‘Megumi’ defines Japan anger at North Korea kidnappings

TOKYO Megumi Yokota was only 13 when she was kidnapped by North Korean agents on her way home from school in the coastal Japanese city of Niigata.

An innocent girl who loved to play badminton and sing, she was taken by boat to North Korea in 1977, never to be seen in her homeland again.

Thirty-seven years on, the name “Megumi” has become a painful symbol of Japan’s anger at Pyongyang’s Cold War abduction of its nationals to train spies in Japanese language and customs.

Now North Korea’s pledge to reinvestigate all abduction cases has given a ray of hope to her
parents, and to the families of other kidnap victims whose fate is unknown.

When Pyongyang admitted in 2002 that it abducted 13 Japanese nationals in the 1970s and 1980s, it said eight of them, including Yokota, had died. Japan disputes this.

The regime said Yokota killed herself in 1994 after marrying an abductee from South Korea and giving birth to a baby girl.

In 2004, it handed over cremated remains it claimed were hers.

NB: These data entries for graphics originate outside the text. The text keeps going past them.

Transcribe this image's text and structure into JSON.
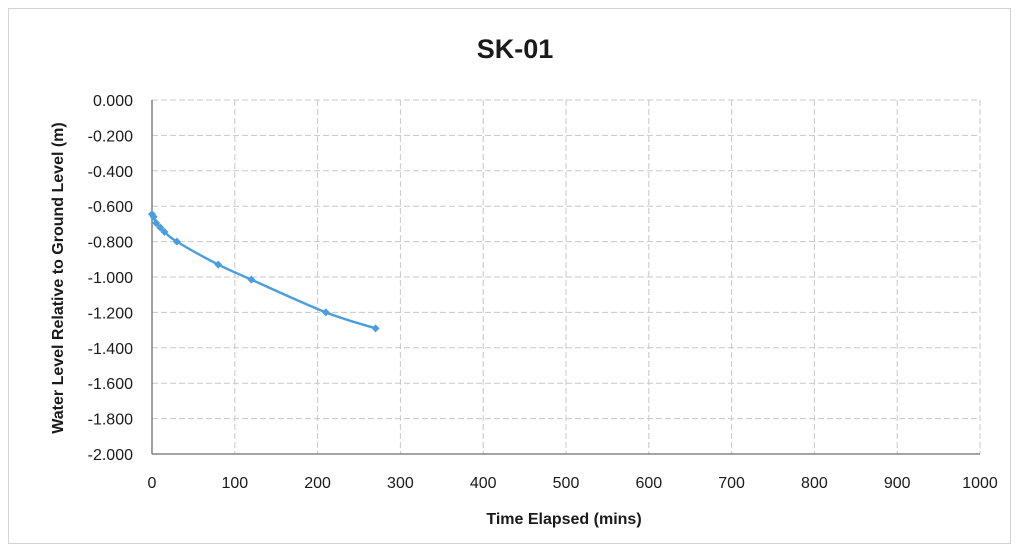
{
  "chart_data": {
    "type": "scatter",
    "title": "SK-01",
    "xlabel": "Time Elapsed (mins)",
    "ylabel": "Water Level Relative to Ground Level (m)",
    "xlim": [
      0,
      1000
    ],
    "ylim": [
      -2.0,
      0.0
    ],
    "x_ticks": [
      "0",
      "100",
      "200",
      "300",
      "400",
      "500",
      "600",
      "700",
      "800",
      "900",
      "1000"
    ],
    "y_ticks": [
      "0.000",
      "-0.200",
      "-0.400",
      "-0.600",
      "-0.800",
      "-1.000",
      "-1.200",
      "-1.400",
      "-1.600",
      "-1.800",
      "-2.000"
    ],
    "grid": true,
    "series": [
      {
        "color": "#4a9ee0",
        "x": [
          0,
          2,
          5,
          10,
          15,
          30,
          80,
          120,
          210,
          270
        ],
        "y": [
          -0.645,
          -0.66,
          -0.695,
          -0.72,
          -0.745,
          -0.8,
          -0.93,
          -1.015,
          -1.2,
          -1.29
        ]
      }
    ]
  }
}
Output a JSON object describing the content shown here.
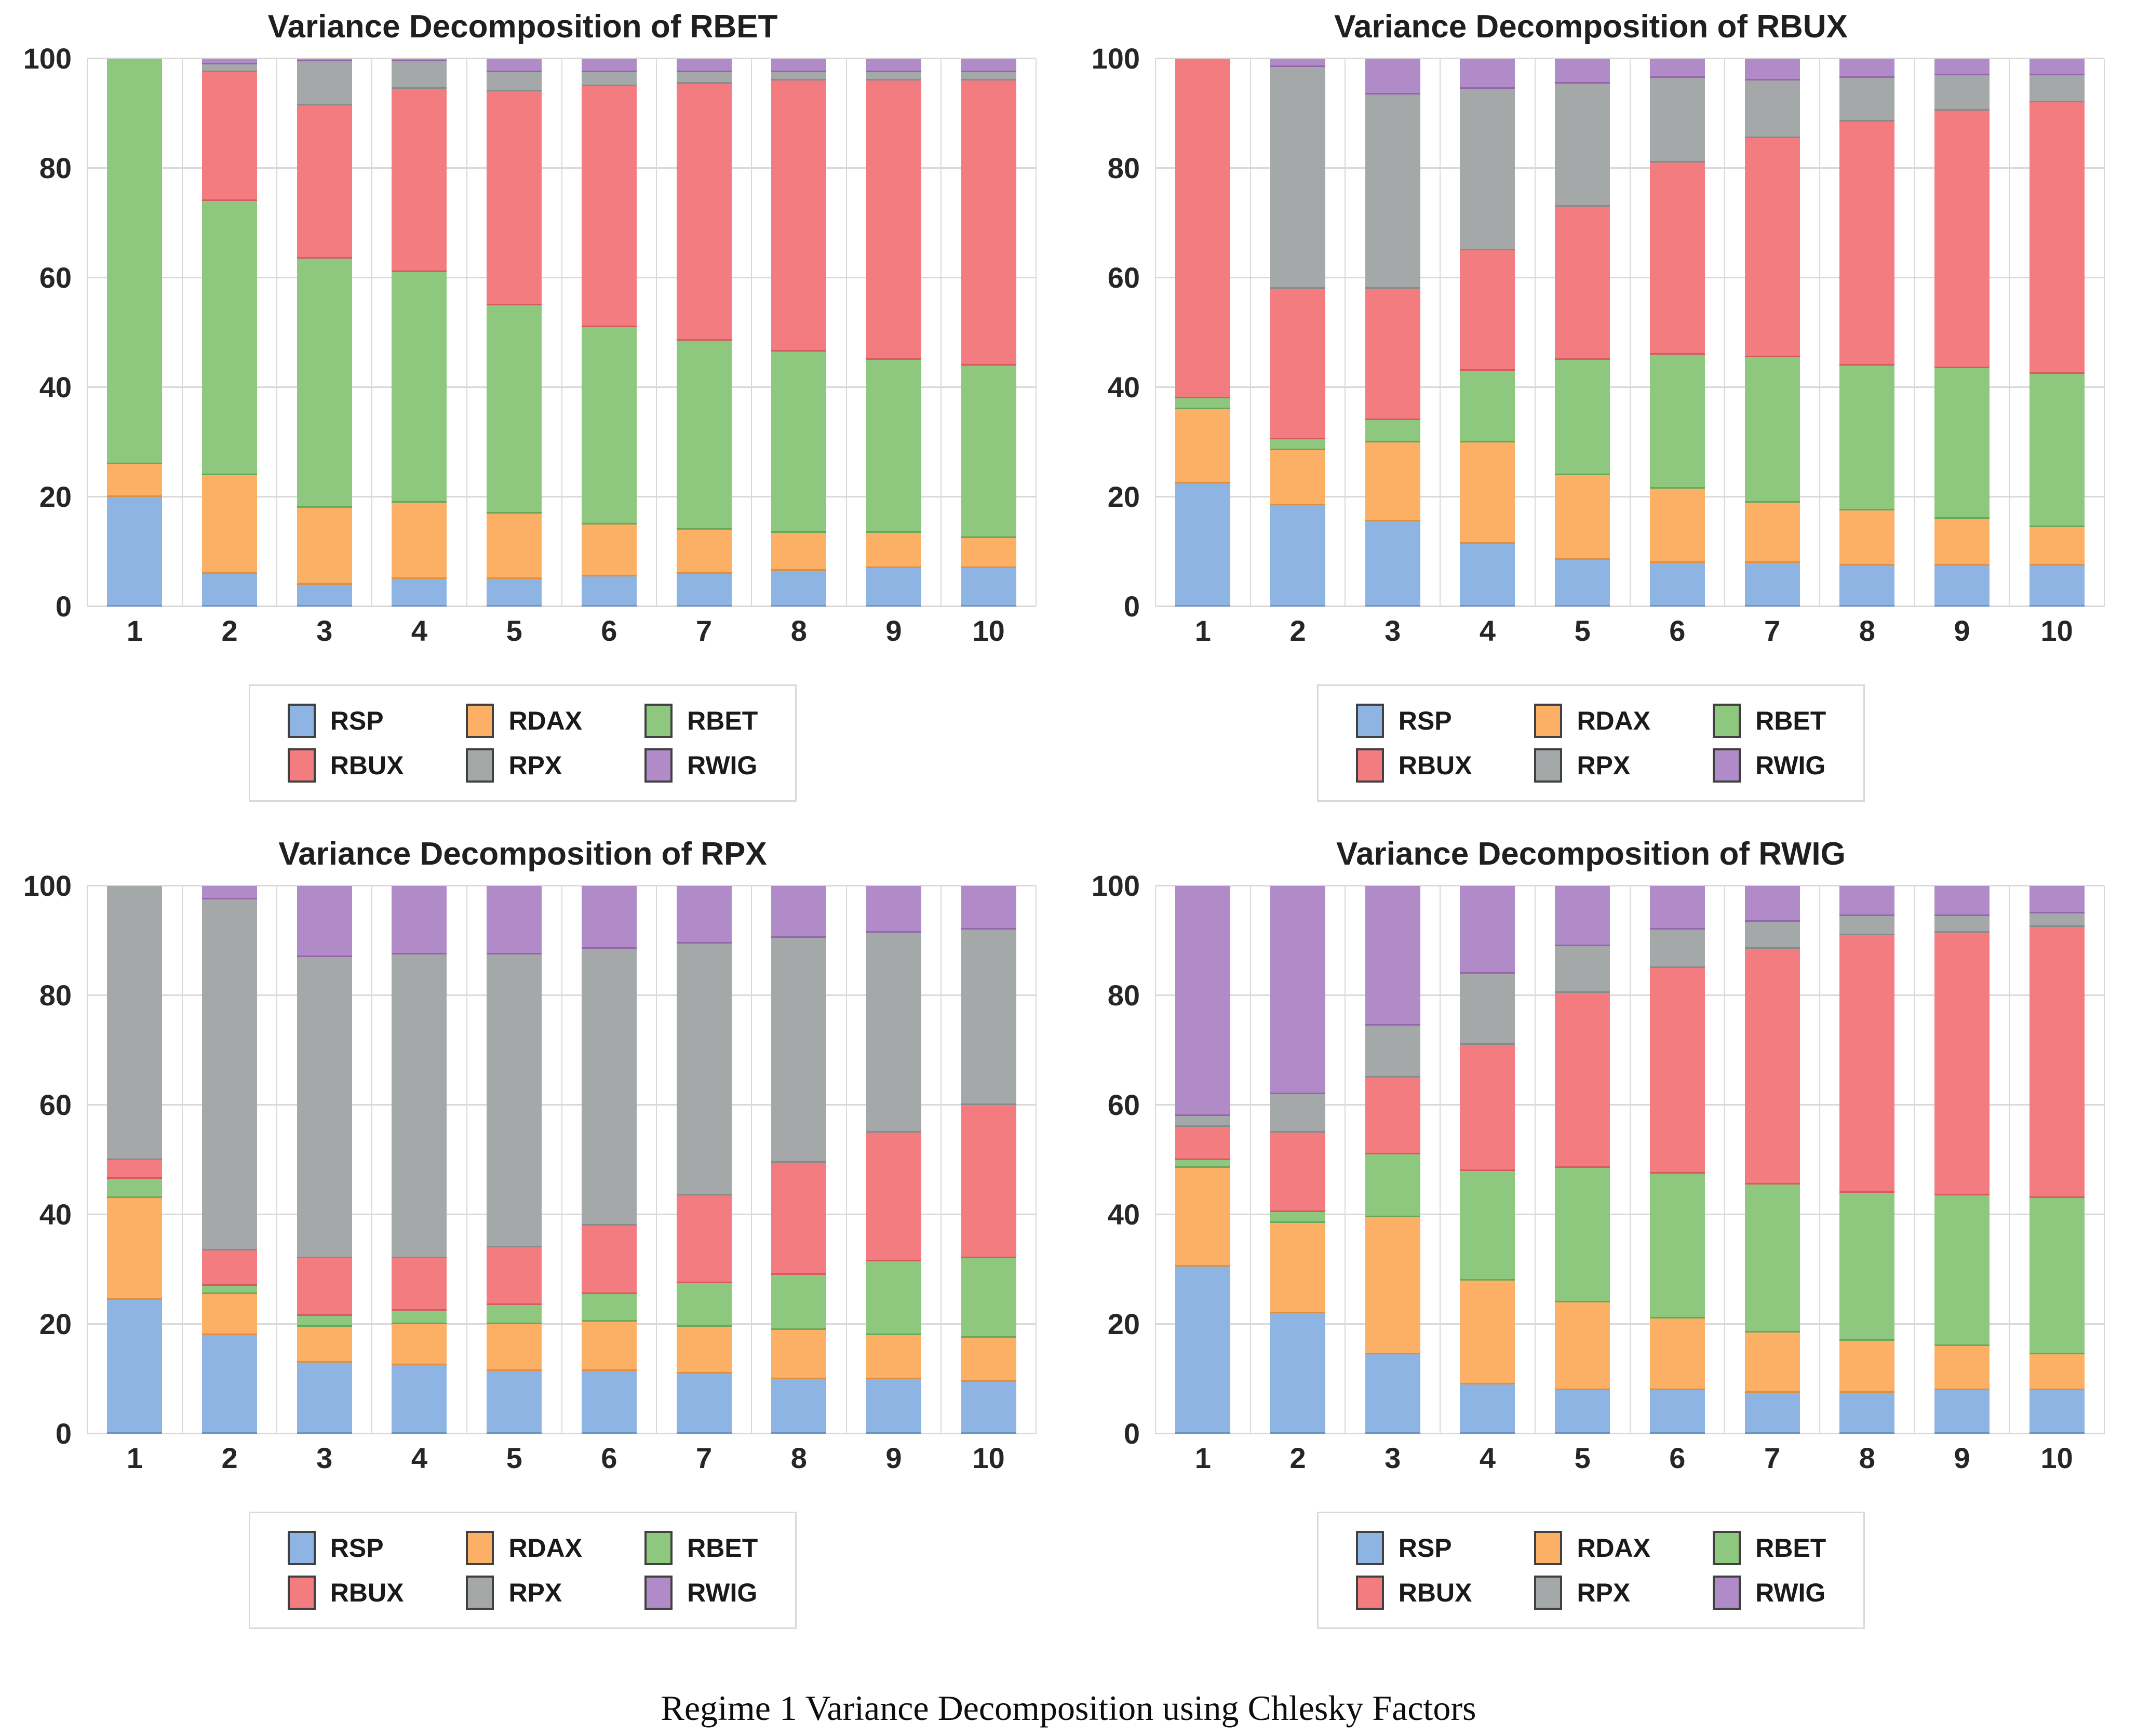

However, Tokyo said DNA tests conducted in Japan proved the claim to be untrue.

Unconfirmed information trickling out of the secretive state – through defectors and other sources – has indicated she was alive after 1994.

Media reports have even suggested the regime will not let her go because Yokota became close to the ruling family, and even tended to leader Kim Jong-Un as a child.

The refusal to come clean on the abduction
cases has been a major stumbling block in frozen ties between the two countries.

But the first signs of a thaw came in March when Yokota’s parents spent five days with their granddaughter, 26-year-old Kim Eun-Gyong, in Mongolia.

“I believe (Megumi) is definitely alive,” her mother told reporters.

“With a mind full of prayers, I hope things will move forward,” she added.